Day Ten: Meet The Team

Friday, February 24, 2017. Met with four doctors today, a surgeon, plastic surgeon, chemo doc and radiologist. There was also a nurse navigator and social worker. Long day. Lots of information, even more paperwork. Not many answers, not yet anyway.

Before we go any further allow me to make a disclaimer of sorts. This appears like it will be a rather long process. I’ll try to keep these updates timely and as frequent as possible, especially if there are significant developments. That being said, rather than employing the parenthetical “if you can call anything related to cancer ‘good news’,” every time something less than totally dreadful happens, let me establish sort of a definition.

In the context of cancer in general and Teri’s cancer in particular, the only thing that would qualify as “good news” would be miraculous and total supernatural healing. That would, in fact, be great news. Short of that, surgery and treatment that successfully removes all the cancer and no recurrence at those milestone markers of 5 and 10 years would be the best we could hope for news. Anything less can only be accurately on a scale of dread.

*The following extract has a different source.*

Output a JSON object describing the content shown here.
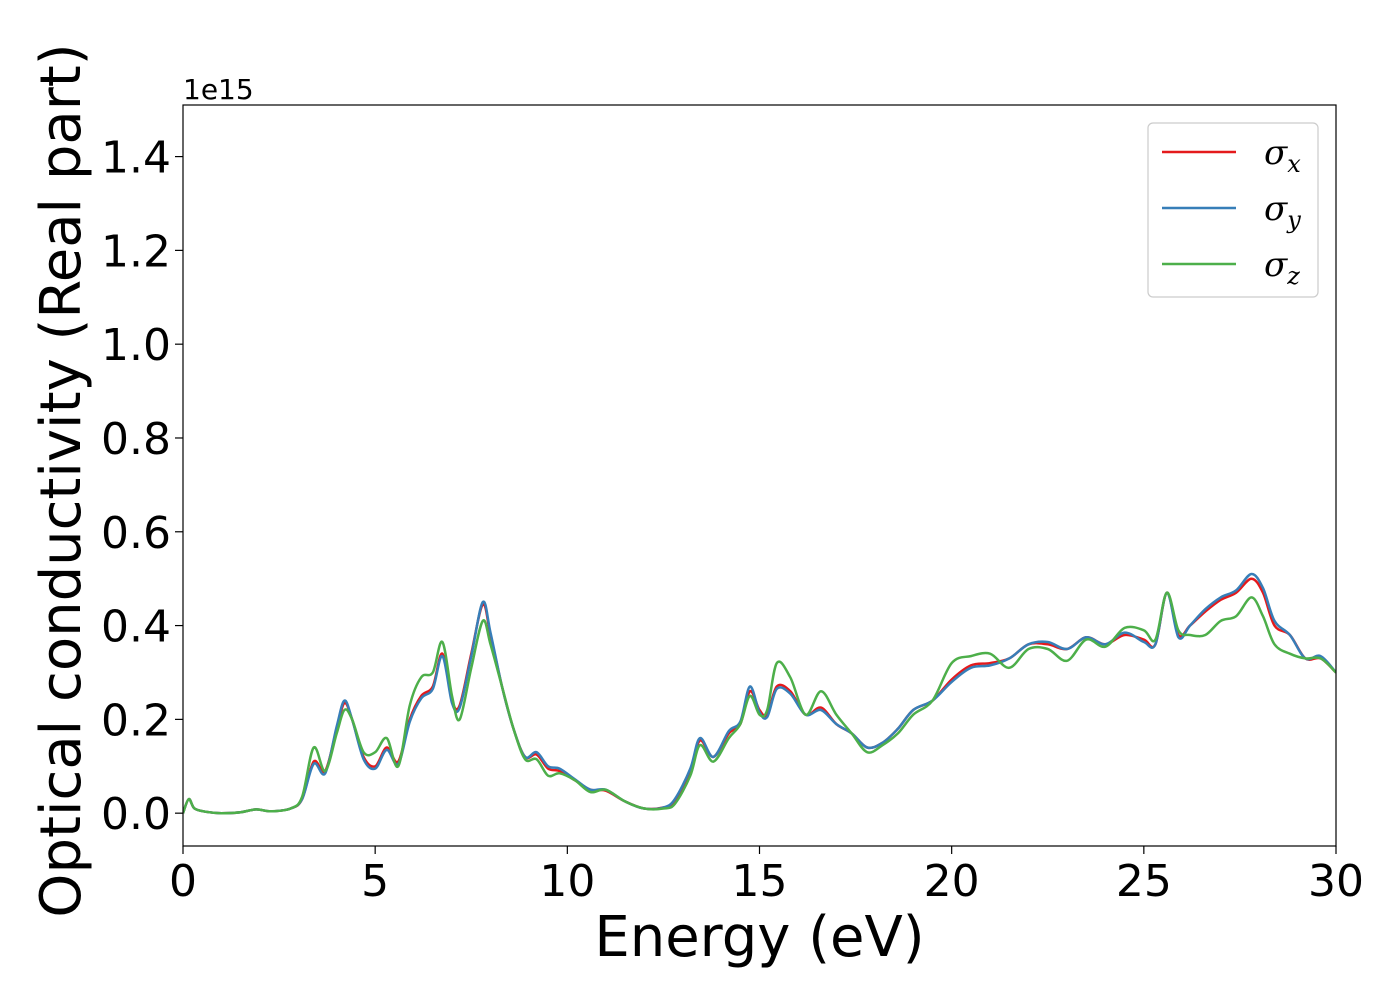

So when (and if) I say something like, “the good news is,” and that phrase is not immediately followed by a report of total healing or, in 5 or 10 years, no recurrence, please read that as “this isn’t as totally bad as it could be, but it is still way far from anything that even smells like good.”

The Not As Totally Bad As It Could Be News

One of the tests that they do on breast cancer cells is for certain receptors. Three in particular; estrogen receptors (ER), progesterone receptors (PR) and HER2 receptors. Cells with none of these (or at least no more than normal cells have) are very bad news. Those kind of cells are very aggressive, grow very quickly and are not especially receptive to treatment.

What they hope for is cells positive for the ER and PR and negative for a protein that makes the cells more likely to grow and divide, human epidermal growth factor (HER2). Those cells are the least aggressive, slow growing and very receptive to treatment, especially a fairly new drug treatment that blocks those receptors in any cells that may be left after surgery, chemo and radiation. Those are the kind of cells Teri has.

And that was about the closest we got to a definitive answer on Day 10. The doctors wanted to get an MRI so they would have a better image of the tumors. And, given Teri’s family history they also set up genetic testing that would determine if Teri has mutated BRCA1 and/or BRCA2 genes. These are the mutations that account for 20% to25% of hereditary breast cancer.

The rest of the information we got was all of the “if this happens then we’ll do this and this will follow,” variety. As it stands there will be surgery of one type or another. Either a lumpectomy or mastectomy. Reconstruction surgery will happen either simultaneously, if it’s a simple lumpectomy, or sometime later if it’s a mastectomy.

Once the surgery is over the tumor cells will be tested. That test (and the type of surgery) will determine if and how much chemotherapy will be required. After chemo (if necessary) will come radiation, maybe. If the surgery is a lumpectomy there will almost certainly be radiation therapy. If the surgery is a mastectomy there may or may not be radiation therapy. Like I said, lots of “if this, then that,” information.

After the MRI (which took place on Day 14) and the genetic testing (which took place on Day 15) the team of doctors will meet on Friday, March 3rd, Day 17, to go over all of the test results and discuss treatment options. They will present those options and their recommendations on Monday March 6th, Day 20. We’ll consider those options, make a decision and schedule surgery.

I like this team concept, all of the doctors working together to ensure that everyone is on the same page and has the same information. There’s something Biblical in the concept of seeking the guidance of many counselors.

So for the next 5 days we hurry up and wait. Seems to be a lot of that going around lately.